Growing up, Harry Dixon was no stranger to those kinds of conflicting ideologies. Now a San Diego-based licensed professional clinical counselor who identifies as gay and multiracial, he told TODAY that growing up in a “very traditional Korean household” had been difficult for his mental health.
“My parents weren’t accepting or tolerant of mental health viewpoints,” he said. In college, he began going to therapy but still never felt fully understood by his straight, white and Christian therapist.
At the time, he had been working towards becoming a physician but he changed course towards what he sees as his life calling.
“I was like, ‘I still want to help people, but I don’t want to be, I don’t want to be a doctor… I don’t want to just pop in for 15 minutes…. I actually wanted to sit down and actually get to know their stories,’” he explained. “I don’t want another gay Asian person to feel like they’re alone with their mental health struggles with their sexuality questioning and have to really struggle with another therapist who is well meaning, but there’s definitely some blocks and so I wanted to be able to be that person that I had a really hard time finding — and I still have a hard time finding a therapist that’s like me.”
It’s an issue Melody Li, a therapist in Austin, Texas, was acutely aware of as well.
Li told TODAY that she recognized her field is “predominantly white and quite hetero-centric,” so she started building a community in Austin for queer therapists of color.

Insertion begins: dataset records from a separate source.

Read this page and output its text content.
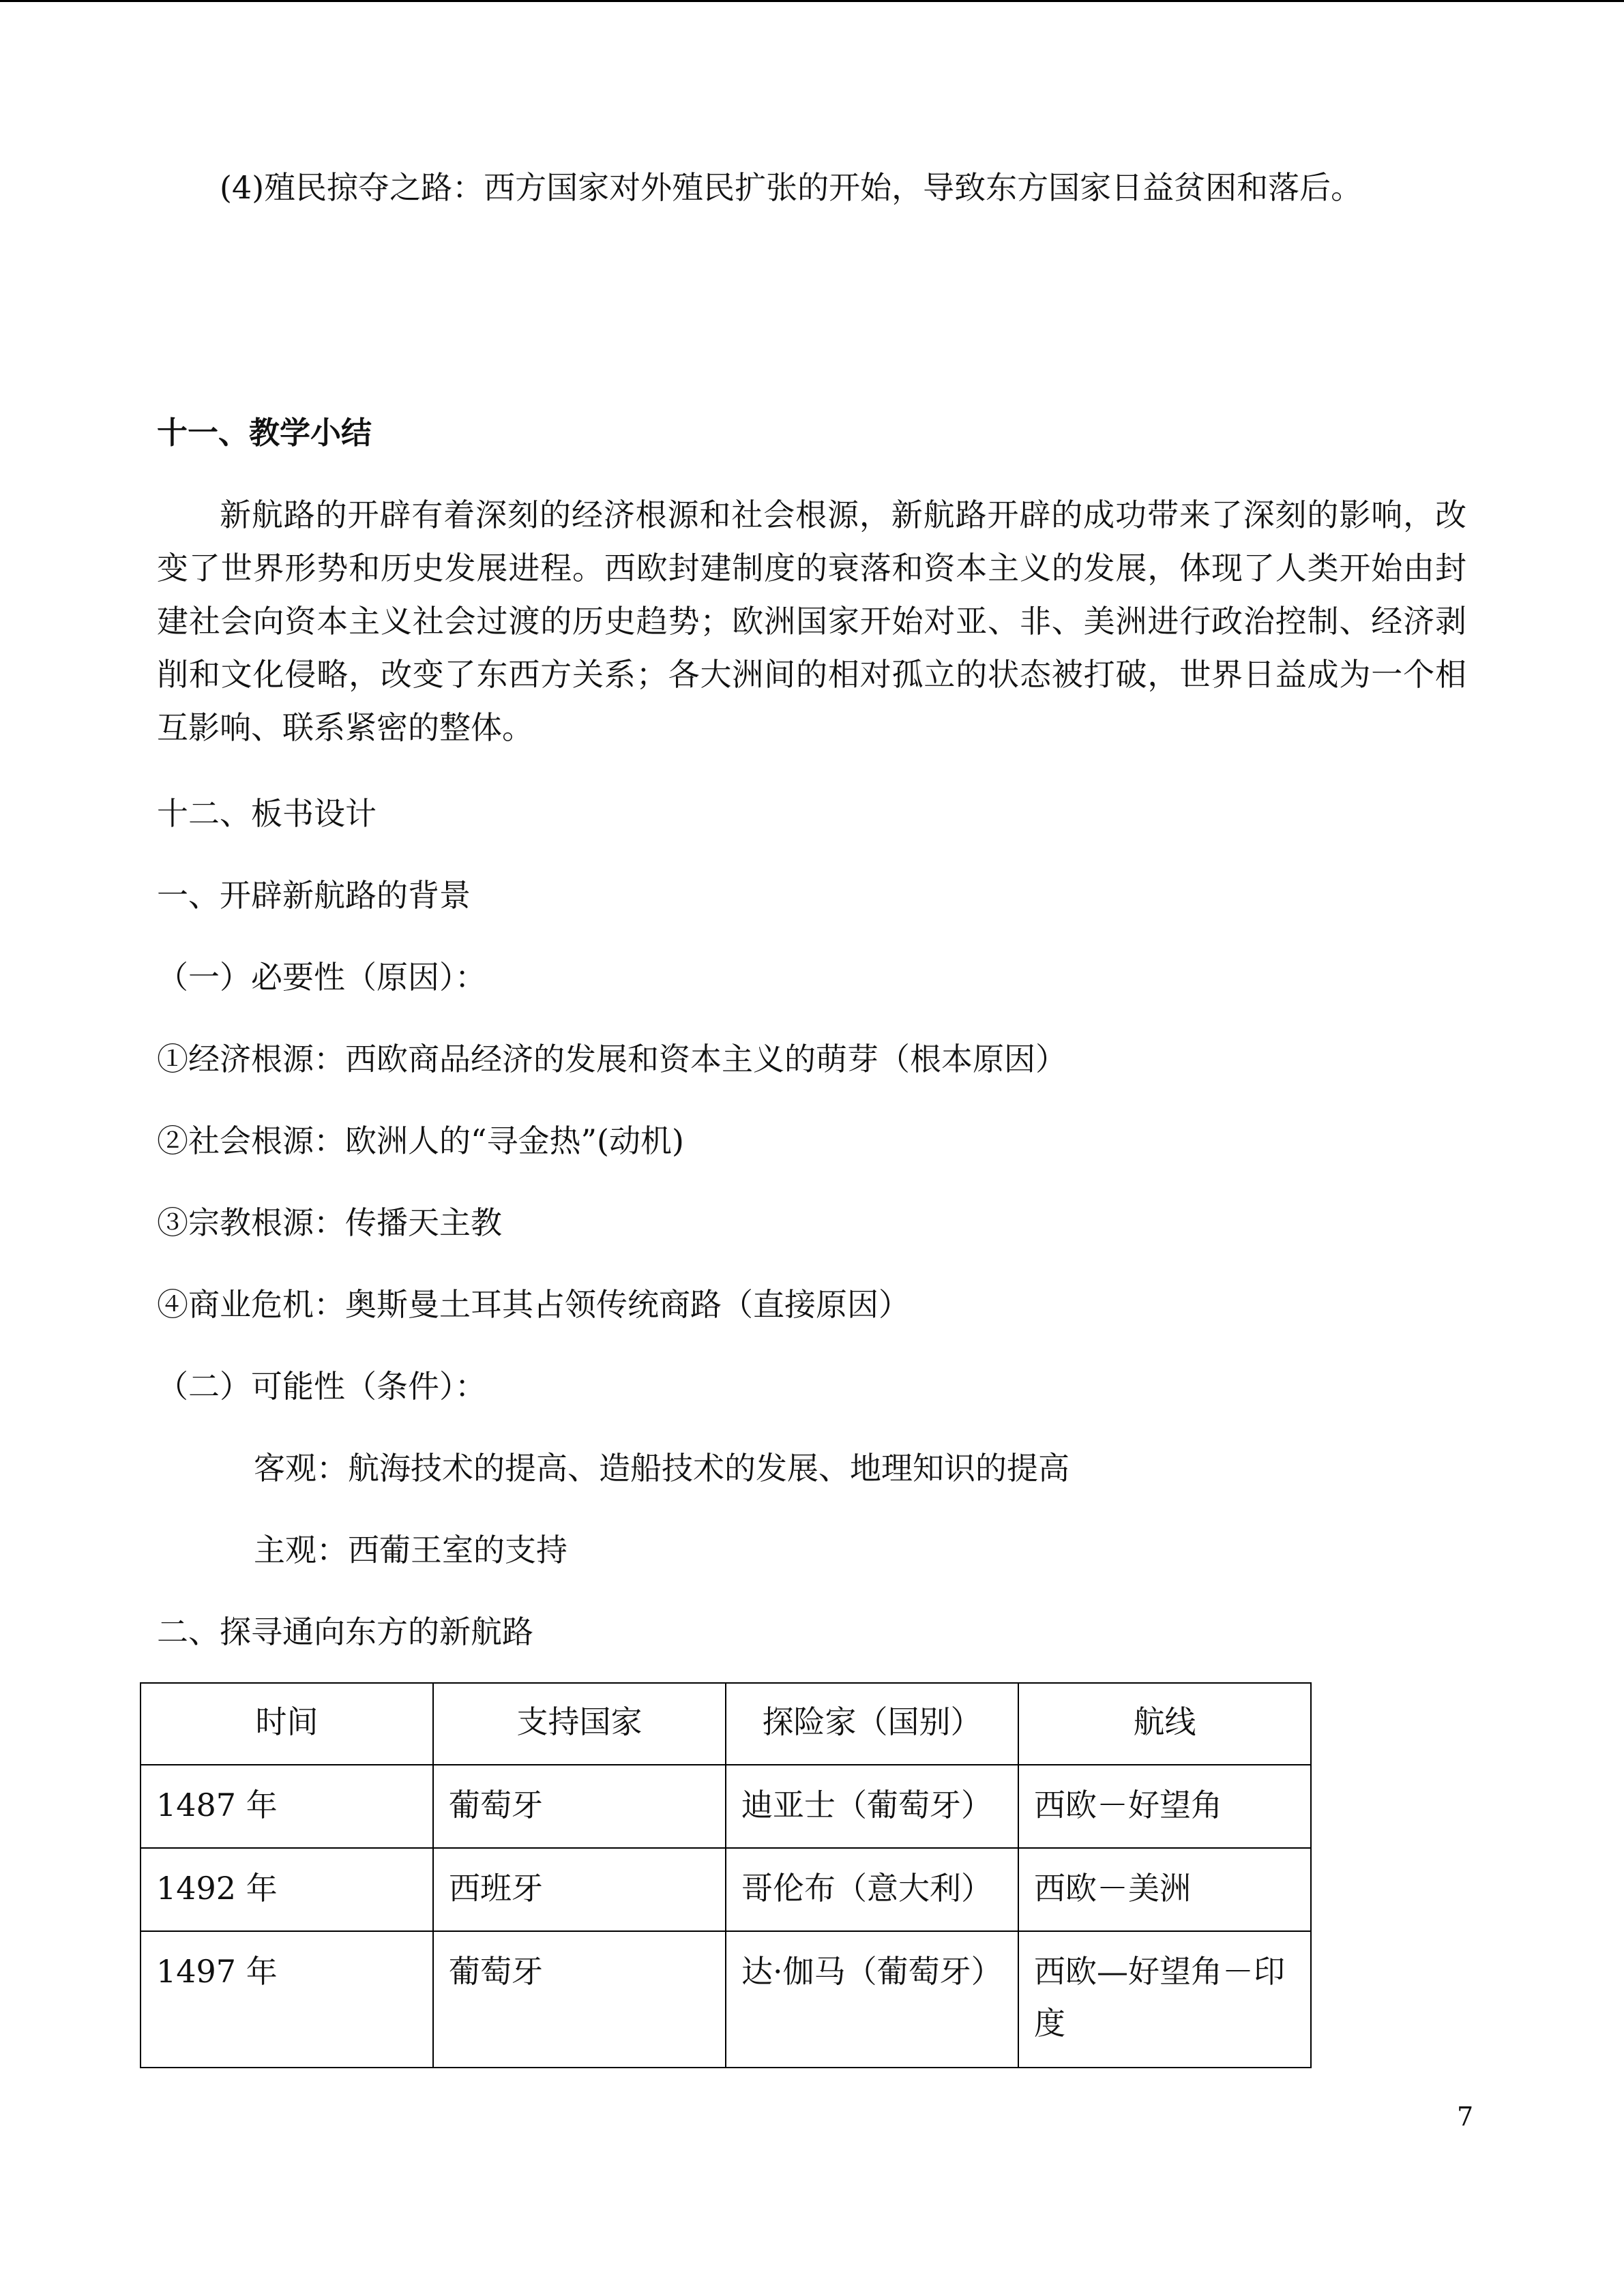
(4)殖民掠夺之路：西方国家对外殖民扩张的开始，导致东方国家日益贫困和落后。
十一、教学小结
新航路的开辟有着深刻的经济根源和社会根源，新航路开辟的成功带来了深刻的影响，改变了世界形势和历史发展进程。西欧封建制度的衰落和资本主义的发展，体现了人类开始由封建社会向资本主义社会过渡的历史趋势；欧洲国家开始对亚、非、美洲进行政治控制、经济剥削和文化侵略，改变了东西方关系；各大洲间的相对孤立的状态被打破，世界日益成为一个相互影响、联系紧密的整体。
十二、板书设计
一、开辟新航路的背景
（一）必要性（原因）：
①经济根源：西欧商品经济的发展和资本主义的萌芽（根本原因）
②社会根源：欧洲人的“寻金热”(动机)
③宗教根源：传播天主教
④商业危机：奥斯曼土耳其占领传统商路（直接原因）
（二）可能性（条件）：
客观：航海技术的提高、造船技术的发展、地理知识的提高
主观：西葡王室的支持
二、探寻通向东方的新航路
时间	支持国家	探险家（国别）	航线
1487 年	葡萄牙	迪亚士（葡萄牙）	西欧－好望角
1492 年	西班牙	哥伦布（意大利）	西欧－美洲
1497 年	葡萄牙	达·伽马（葡萄牙）	西欧—好望角－印度
7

As more people heard about their group, she started inclusivetherapists.com, which is a directory of therapists with all kinds of backgrounds and identities.

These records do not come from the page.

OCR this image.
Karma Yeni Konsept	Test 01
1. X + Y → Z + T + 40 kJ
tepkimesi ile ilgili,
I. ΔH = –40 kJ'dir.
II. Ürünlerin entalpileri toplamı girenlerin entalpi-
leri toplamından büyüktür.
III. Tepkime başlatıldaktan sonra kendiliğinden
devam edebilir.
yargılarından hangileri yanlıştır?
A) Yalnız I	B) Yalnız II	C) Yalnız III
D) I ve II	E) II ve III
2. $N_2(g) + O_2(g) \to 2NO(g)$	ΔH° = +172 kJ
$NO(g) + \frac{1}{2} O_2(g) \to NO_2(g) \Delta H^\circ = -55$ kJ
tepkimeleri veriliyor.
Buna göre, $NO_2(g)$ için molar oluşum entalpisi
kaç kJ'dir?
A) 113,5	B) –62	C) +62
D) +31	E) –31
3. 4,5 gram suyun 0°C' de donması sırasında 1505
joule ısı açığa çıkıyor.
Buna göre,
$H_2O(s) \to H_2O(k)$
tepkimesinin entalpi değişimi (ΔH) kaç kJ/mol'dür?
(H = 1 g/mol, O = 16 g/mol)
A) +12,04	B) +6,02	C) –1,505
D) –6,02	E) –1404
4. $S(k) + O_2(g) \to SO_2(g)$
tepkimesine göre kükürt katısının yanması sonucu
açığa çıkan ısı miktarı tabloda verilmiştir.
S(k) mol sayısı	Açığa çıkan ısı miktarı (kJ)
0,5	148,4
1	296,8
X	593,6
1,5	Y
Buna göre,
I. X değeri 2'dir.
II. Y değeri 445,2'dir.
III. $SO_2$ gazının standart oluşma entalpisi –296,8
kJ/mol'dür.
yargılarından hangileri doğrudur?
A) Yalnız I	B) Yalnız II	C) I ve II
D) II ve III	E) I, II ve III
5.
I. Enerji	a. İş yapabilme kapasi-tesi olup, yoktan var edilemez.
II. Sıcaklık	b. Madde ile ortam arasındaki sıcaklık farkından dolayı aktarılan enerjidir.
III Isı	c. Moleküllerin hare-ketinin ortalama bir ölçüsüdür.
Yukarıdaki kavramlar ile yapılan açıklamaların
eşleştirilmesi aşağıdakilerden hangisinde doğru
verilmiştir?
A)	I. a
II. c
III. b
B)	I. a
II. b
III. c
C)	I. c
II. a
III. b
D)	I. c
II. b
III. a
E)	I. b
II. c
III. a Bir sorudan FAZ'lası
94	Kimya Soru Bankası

“The goal really is to make it simpler and safer for people with marginalized identities to find a therapist that gets them,” she explained. “(Clients) had a really hard time finding a therapist that is social justice oriented (and) culturally responsive, and I’m like, ‘It shouldn’t be that hard.’”

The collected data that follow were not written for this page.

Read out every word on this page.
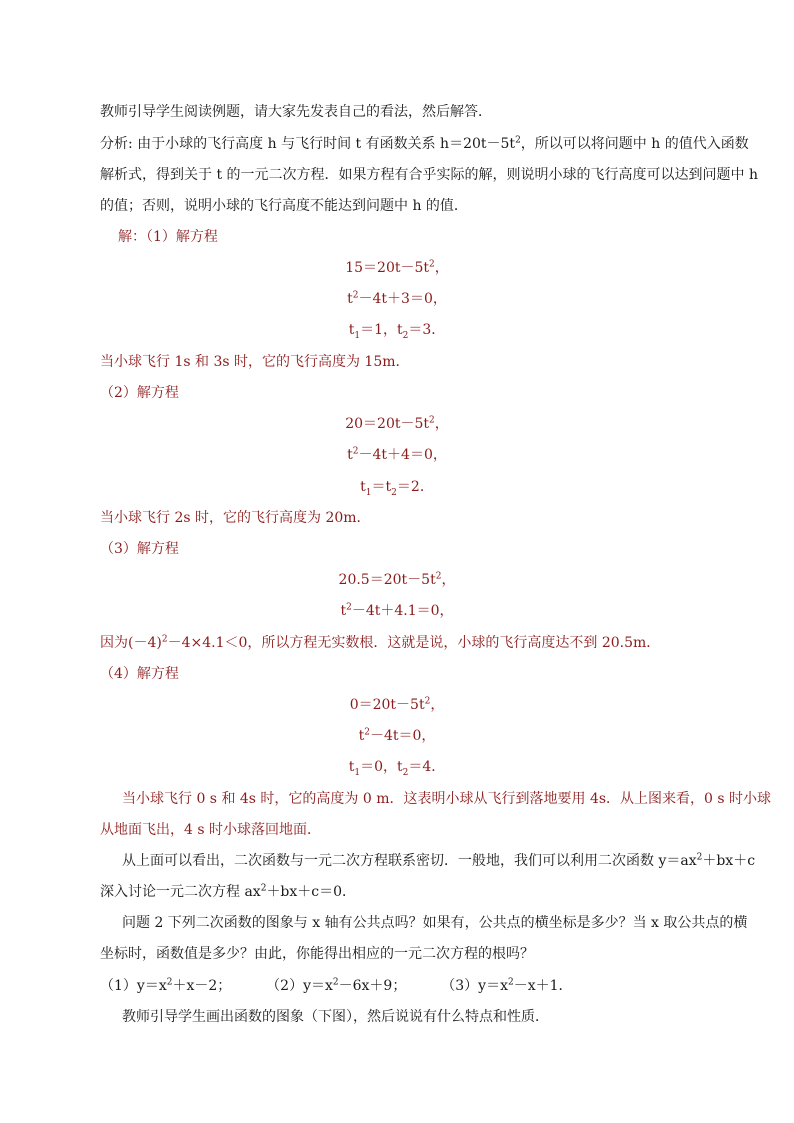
教师引导学生阅读例题，请大家先发表自己的看法，然后解答．
分析: 由于小球的飞行高度 h 与飞行时间 t 有函数关系 $h=20t-5t^2$，所以可以将问题中 h 的值代入函数
解析式，得到关于 t 的一元二次方程．如果方程有合乎实际的解，则说明小球的飞行高度可以达到问题中 h
的值；否则，说明小球的飞行高度不能达到问题中 h 的值．
解：（1）解方程
$15=20t-5t^2$，
$t^2-4t+3=0$，
$t_1=1$，$t_2=3$．
当小球飞行 1s 和 3s 时，它的飞行高度为 15m．
（2）解方程
$20=20t-5t^2$，
$t^2-4t+4=0$，
$t_1=t_2=2$．
当小球飞行 2s 时，它的飞行高度为 20m．
（3）解方程
$20.5=20t-5t^2$，
$t^2-4t+4.1=0$，
因为$(-4)^2-4\times 4.1<0$，所以方程无实数根．这就是说，小球的飞行高度达不到 20.5m．
（4）解方程
$0=20t-5t^2$，
$t^2-4t=0$，
$t_1=0$，$t_2=4$．
当小球飞行 0 s 和 4s 时，它的高度为 0 m．这表明小球从飞行到落地要用 4s．从上图来看，0 s 时小球
从地面飞出，4 s 时小球落回地面．
从上面可以看出，二次函数与一元二次方程联系密切．一般地，我们可以利用二次函数 $y=ax^2+bx+c$
深入讨论一元二次方程 $ax^2+bx+c=0$．
问题 2 下列二次函数的图象与 x 轴有公共点吗？如果有，公共点的横坐标是多少？当 x 取公共点的横
坐标时，函数值是多少？由此，你能得出相应的一元二次方程的根吗？
$(1)y=x^2+x-2$； $(2)y=x^2-6x+9$； $(3)y=x^2-x+1$．
教师引导学生画出函数的图象（下图），然后说说有什么特点和性质．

Wang, who also helps maintain a free Asian therapist directory within the Asian Mental Health Collective, says she has seen a large uptick of people seeking therapy during the pandemic.
“A lot of questions have been surfacing about racial or ethnic identity,” she summarized. “I think a lot of people are wondering, like, ‘What does it mean to be Asian American? I’m not even really sure.’ Some people will say, ‘I spent a lot of my life thinking that I wanted to be white, right, and now I realized maybe I don’t want to do that but what does that actually mean going forward?’”
Wang is referring to what’s known in therapy-speak as “trauma reaction.” When people immigrated to the United States and experienced racism — specifically, in this case, many Asians, though other minorities have experienced similar instances — the idea was to try to assimilate to fit in and avoid further attacks. The idea of Asian Americans as the “model minority” somewhat stems from that, Wang added, though younger members of the diaspora seem to be shifting away from that mentality.
“I think that there is certainly a movement towards how do we move away from the model minority mentality? How do we move away from perhaps the trauma reactions of racism and move towards a place where we actually feel like we’re able to speak up and do it safely?” she said. “I think a lot of the earlier immigrant generations lacked the language, they lacked the knowledge and also they lacked the legal protections in terms of being able to speak out and not have very severe consequences.”
“And so I think this millennial generation and beyond, they’re realizing that we can’t hide under the shadow of the model minority, or invisibility,” she said.